Everyone has different emotional and sexual needs, for many women the two are tied together. Ms. A’s life fell apart when at an early age her father passed away. I speculate that if a woman is unfulfilled emotionally she may have trouble achieving an orgasm. This bothered me great deal because the problem of wanting to please her. I wanted to satisfy her and could not accomplish the task with my male-gloved organ. There is another problem tied to this one that ensued later in our relationship.
I felt pressured; especially when she told me it was not a problem. I believe my male ego became involved in that I want do everything possible to make her happy. I ate her pussy as much as possible, loving every minute of it. She had orgasms as I ate her out. I also used my ‘magic fingers’ for Ms.
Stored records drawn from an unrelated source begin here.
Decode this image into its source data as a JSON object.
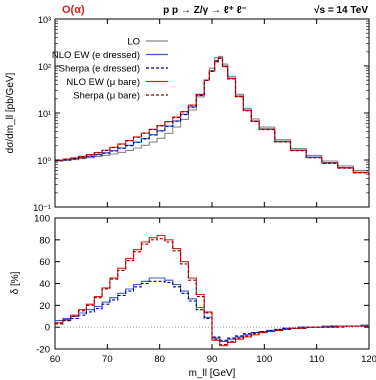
{
  "chart_data": [
    {
      "type": "line",
      "title": "p p → Z/γ → ℓ⁺ ℓ⁻",
      "order_label": "O(α)",
      "energy_label": "√s = 14 TeV",
      "xlabel": "",
      "ylabel": "dσ/dm_ll [pb/GeV]",
      "yscale": "log",
      "xlim": [
        60,
        120
      ],
      "ylim": [
        0.1,
        1000
      ],
      "yticks": [
        "10⁻¹",
        "10⁰",
        "10¹",
        "10²",
        "10³"
      ],
      "legend_position": "top-left",
      "series": [
        {
          "name": "LO",
          "color": "#888888",
          "style": "solid"
        },
        {
          "name": "NLO EW (e dressed)",
          "color": "#3a5fcd",
          "style": "solid"
        },
        {
          "name": "Sherpa (e dressed)",
          "color": "#00008b",
          "style": "dashed"
        },
        {
          "name": "NLO EW (μ bare)",
          "color": "#dd2222",
          "style": "solid"
        },
        {
          "name": "Sherpa (μ bare)",
          "color": "#8b0000",
          "style": "dashed"
        }
      ],
      "x": [
        60,
        61.5,
        63,
        64.5,
        66,
        67.5,
        69,
        70.5,
        72,
        73.5,
        75,
        76.5,
        78,
        79.5,
        81,
        82.5,
        84,
        85.5,
        87,
        88.5,
        89.5,
        90.5,
        91.2,
        92,
        93,
        94.5,
        96,
        97.5,
        99,
        102,
        105,
        108,
        111,
        114,
        117,
        120
      ],
      "lo": [
        0.95,
        0.98,
        1.02,
        1.07,
        1.12,
        1.18,
        1.25,
        1.34,
        1.45,
        1.6,
        1.8,
        2.05,
        2.4,
        2.9,
        3.7,
        5.0,
        7.3,
        11.5,
        22,
        50,
        90,
        150,
        160,
        110,
        60,
        25,
        12.5,
        7.5,
        5.0,
        2.7,
        1.75,
        1.25,
        0.95,
        0.75,
        0.6,
        0.48
      ],
      "nlo_e": [
        0.98,
        1.02,
        1.07,
        1.13,
        1.2,
        1.3,
        1.42,
        1.58,
        1.8,
        2.05,
        2.4,
        2.85,
        3.45,
        4.2,
        5.3,
        6.8,
        9.4,
        13.5,
        24,
        50,
        80,
        130,
        150,
        100,
        55,
        23,
        11.5,
        6.8,
        4.6,
        2.5,
        1.62,
        1.15,
        0.88,
        0.69,
        0.55,
        0.44
      ],
      "nlo_mu": [
        0.99,
        1.05,
        1.11,
        1.2,
        1.3,
        1.44,
        1.62,
        1.86,
        2.2,
        2.6,
        3.1,
        3.75,
        4.5,
        5.4,
        6.6,
        8.2,
        10.7,
        14.8,
        25,
        50,
        78,
        125,
        147,
        98,
        54,
        22.5,
        11.3,
        6.7,
        4.5,
        2.45,
        1.6,
        1.13,
        0.86,
        0.68,
        0.54,
        0.43
      ]
    },
    {
      "type": "line",
      "xlabel": "m_ll [GeV]",
      "ylabel": "δ [%]",
      "xlim": [
        60,
        120
      ],
      "ylim": [
        -20,
        100
      ],
      "xticks": [
        60,
        70,
        80,
        90,
        100,
        110,
        120
      ],
      "yticks": [
        -20,
        0,
        20,
        40,
        60,
        80,
        100
      ],
      "grid": false,
      "reference_line_y": 0,
      "x_edges": [
        60,
        61.5,
        63,
        64.5,
        66,
        67.5,
        69,
        70.5,
        72,
        73.5,
        75,
        76.5,
        78,
        79.5,
        81,
        82.5,
        84,
        85.5,
        87,
        88.5,
        90,
        91.5,
        93,
        94.5,
        96,
        97.5,
        99,
        100.5,
        102,
        103.5,
        105,
        106.5,
        108,
        109.5,
        111,
        112.5,
        114,
        115.5,
        117,
        118.5,
        120
      ],
      "series": [
        {
          "name": "NLO EW (e dressed)",
          "color": "#3a5fcd",
          "style": "solid",
          "values": [
            6,
            8,
            10,
            13,
            16,
            19,
            23,
            27,
            31,
            35,
            39,
            42,
            45,
            45,
            43,
            39,
            33,
            26,
            18,
            9,
            -10,
            -13,
            -11,
            -9,
            -7,
            -5,
            -4,
            -3,
            -2,
            -1,
            -1,
            0,
            0,
            0,
            1,
            1,
            1,
            1,
            1,
            2
          ]
        },
        {
          "name": "Sherpa (e dressed)",
          "color": "#00008b",
          "style": "dashed",
          "values": [
            4,
            6,
            8,
            11,
            14,
            17,
            21,
            25,
            29,
            33,
            37,
            40,
            42,
            42,
            41,
            37,
            31,
            24,
            16,
            8,
            -9,
            -12,
            -10,
            -8,
            -6,
            -5,
            -4,
            -3,
            -2,
            -1,
            -1,
            0,
            0,
            0,
            0,
            1,
            1,
            1,
            1,
            1
          ]
        },
        {
          "name": "NLO EW (μ bare)",
          "color": "#dd2222",
          "style": "solid",
          "values": [
            4,
            7,
            11,
            16,
            21,
            28,
            36,
            45,
            54,
            63,
            71,
            78,
            82,
            84,
            80,
            72,
            60,
            45,
            30,
            14,
            -12,
            -17,
            -14,
            -11,
            -9,
            -7,
            -5,
            -4,
            -3,
            -2,
            -1,
            -1,
            0,
            0,
            0,
            0,
            1,
            1,
            1,
            1
          ]
        },
        {
          "name": "Sherpa (μ bare)",
          "color": "#8b0000",
          "style": "dashed",
          "values": [
            3,
            6,
            10,
            15,
            20,
            27,
            35,
            44,
            52,
            61,
            69,
            76,
            80,
            81,
            78,
            70,
            58,
            43,
            28,
            13,
            -11,
            -16,
            -13,
            -10,
            -8,
            -6,
            -5,
            -4,
            -3,
            -2,
            -1,
            -1,
            0,
            0,
            0,
            0,
            0,
            1,
            1,
            1
          ]
        }
      ]
    }
  ]
}
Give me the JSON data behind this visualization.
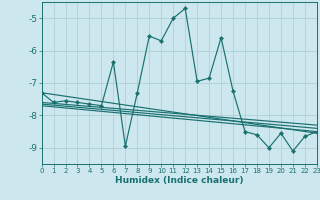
{
  "title": "",
  "xlabel": "Humidex (Indice chaleur)",
  "background_color": "#cce8ee",
  "grid_color": "#aacccc",
  "line_color": "#1a7070",
  "xlim": [
    0,
    23
  ],
  "ylim": [
    -9.5,
    -4.5
  ],
  "yticks": [
    -9,
    -8,
    -7,
    -6,
    -5
  ],
  "main_series": [
    [
      0,
      -7.3
    ],
    [
      1,
      -7.6
    ],
    [
      2,
      -7.55
    ],
    [
      3,
      -7.6
    ],
    [
      4,
      -7.65
    ],
    [
      5,
      -7.7
    ],
    [
      6,
      -6.35
    ],
    [
      7,
      -8.95
    ],
    [
      8,
      -7.3
    ],
    [
      9,
      -5.55
    ],
    [
      10,
      -5.7
    ],
    [
      11,
      -5.0
    ],
    [
      12,
      -4.7
    ],
    [
      13,
      -6.95
    ],
    [
      14,
      -6.85
    ],
    [
      15,
      -5.6
    ],
    [
      16,
      -7.25
    ],
    [
      17,
      -8.5
    ],
    [
      18,
      -8.6
    ],
    [
      19,
      -9.0
    ],
    [
      20,
      -8.55
    ],
    [
      21,
      -9.1
    ],
    [
      22,
      -8.65
    ],
    [
      23,
      -8.5
    ]
  ],
  "straight_lines": [
    [
      [
        0,
        -7.3
      ],
      [
        23,
        -8.55
      ]
    ],
    [
      [
        0,
        -7.6
      ],
      [
        23,
        -8.3
      ]
    ],
    [
      [
        0,
        -7.65
      ],
      [
        23,
        -8.4
      ]
    ],
    [
      [
        0,
        -7.7
      ],
      [
        23,
        -8.5
      ]
    ]
  ]
}
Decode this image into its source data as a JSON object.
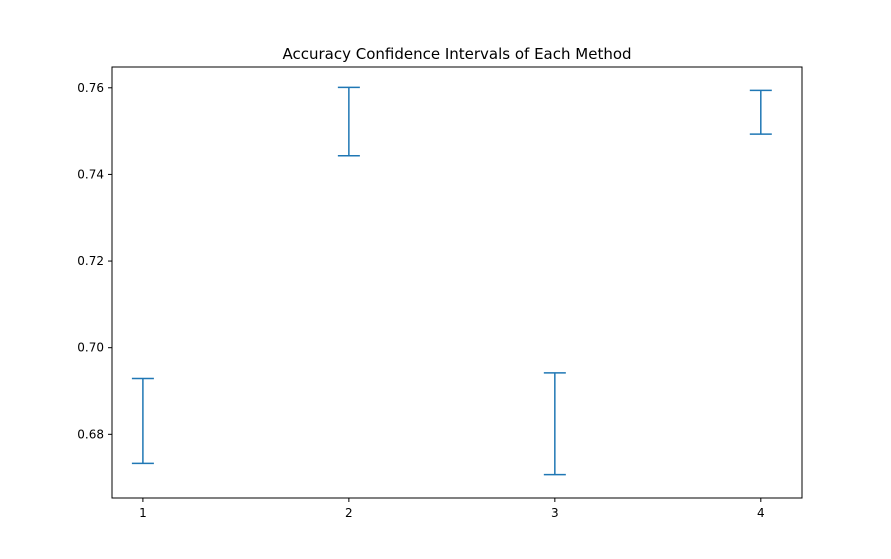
{
  "chart_data": {
    "type": "errorbar",
    "title": "Accuracy Confidence Intervals of Each Method",
    "xlabel": "",
    "ylabel": "",
    "x": [
      1,
      2,
      3,
      4
    ],
    "x_tick_labels": [
      "1",
      "2",
      "3",
      "4"
    ],
    "intervals": [
      {
        "x": 1,
        "low": 0.6733,
        "high": 0.6929
      },
      {
        "x": 2,
        "low": 0.7443,
        "high": 0.7601
      },
      {
        "x": 3,
        "low": 0.6707,
        "high": 0.6942
      },
      {
        "x": 4,
        "low": 0.7493,
        "high": 0.7594
      }
    ],
    "y_ticks": [
      0.68,
      0.7,
      0.72,
      0.74,
      0.76
    ],
    "y_tick_labels": [
      "0.68",
      "0.70",
      "0.72",
      "0.74",
      "0.76"
    ],
    "xlim": [
      0.85,
      4.2
    ],
    "ylim": [
      0.6653,
      0.7648
    ],
    "grid": false,
    "color": "#1f77b4"
  }
}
A to achieve orgasm from a different method.
The comedic relief came in our first night together, when the condom slipped off my penis. We looked for it on the bed, under the covers, on the carpeted floor. It was no where. I slipped my finger inside her vagina, as deep as I could, feeling her insides, without hurting her – nothing. She asked me did I notice when it slipped off, I told her I didn’t know. She went to the bathroom and eventually found the condom plastered behind her left thigh above her knee. Apparently, it slipped off in the early part of our lovemaking, therefore I had unprotected sex all along. It didn’t bother me since she was way past into menopause and she hadn’t had sex in almost five years. I’d figure she should know if she had any kind of diseases. I trusted her to tell me the truth, but it bothered her that she did not have proof I was disease free. I swore to her that I was free and clear of anything she might be afraid of.
We continued to have unprotected sex that night a couple of times more before we drifted off to sleep.